In Corsica, Chestnuts Rule













In my Corsican travels, I found authentically produced foods aplenty. The locals consider the chestnut tree the "tree of life." So, it's no wonder their oldest, and perhaps the biggest, fair is Fiera di a Castagna (the chestnut festival) held in the village of Bocognano. In December, the beloved chestnut is the main attraction with the many stands selling chestnut butter, breads and biscuits while visitors can also watch chestnut fruit and flour competitions.

Chestnuts and chestnut-derived products appear just about everywhere on this French island.

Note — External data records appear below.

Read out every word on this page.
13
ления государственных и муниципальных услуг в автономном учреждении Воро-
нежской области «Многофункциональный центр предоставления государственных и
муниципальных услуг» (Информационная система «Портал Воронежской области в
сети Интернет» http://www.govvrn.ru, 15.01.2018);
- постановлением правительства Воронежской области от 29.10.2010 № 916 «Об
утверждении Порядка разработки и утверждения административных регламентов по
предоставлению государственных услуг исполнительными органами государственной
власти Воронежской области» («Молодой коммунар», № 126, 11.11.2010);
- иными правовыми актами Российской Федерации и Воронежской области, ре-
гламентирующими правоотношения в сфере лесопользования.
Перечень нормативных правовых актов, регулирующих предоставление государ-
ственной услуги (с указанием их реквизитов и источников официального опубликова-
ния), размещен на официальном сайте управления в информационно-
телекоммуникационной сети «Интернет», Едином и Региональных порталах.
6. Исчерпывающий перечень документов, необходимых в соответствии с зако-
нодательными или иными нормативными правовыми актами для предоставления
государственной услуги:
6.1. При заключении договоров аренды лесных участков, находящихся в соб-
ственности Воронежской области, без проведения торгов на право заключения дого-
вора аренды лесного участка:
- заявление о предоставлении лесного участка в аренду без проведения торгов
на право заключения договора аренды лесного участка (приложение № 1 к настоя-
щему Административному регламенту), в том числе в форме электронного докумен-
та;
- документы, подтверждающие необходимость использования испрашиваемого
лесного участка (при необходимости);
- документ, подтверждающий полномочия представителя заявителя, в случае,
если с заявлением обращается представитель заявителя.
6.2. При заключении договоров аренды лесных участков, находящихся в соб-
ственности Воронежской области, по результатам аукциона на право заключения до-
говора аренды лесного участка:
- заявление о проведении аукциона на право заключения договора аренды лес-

In fact, it's one of the only places in Europe where you can still find chestnut flour that's made into cakes, pastries, bread, soup, polenta, honey, even ice cream and beer.

When I sampled the island's honeys, cheeses and meats, I found that they all had a unique flavor because of the aromatic maquis plants -- coating so much of the land -- that the animals feed on.

The pork products that are staples of all meals also have a sweet flavor because of the free-range pigs and wild boar foraging also for chestnuts as well as acorns. Interestingly, the charcuterie, whether figatelli, a smoked sausage with offal or lonzu, a pork loin, are artisanally produced. And most of the other meat products are free range also, including lamb and beef.

The unique beer, Pietra, is brewed from sweet chestnut flour making for a full-bodied beverage.
(Colomba, another beer produced by the same local company, gets its flavor from Corsica's scented maquis, the aromatic herbs coating so much of the land.)

Brocciu is a shepherd's cheese of sorts made of whey usually from sheep's milk cheese. It's served fresh or made into a fiadone, a Corsican cheesecake, or in omelettes.

From the smallest mountain huts to the finest seaside restaurants, Corsica lovingly maintains its traditions that bring an array of flavors to the table.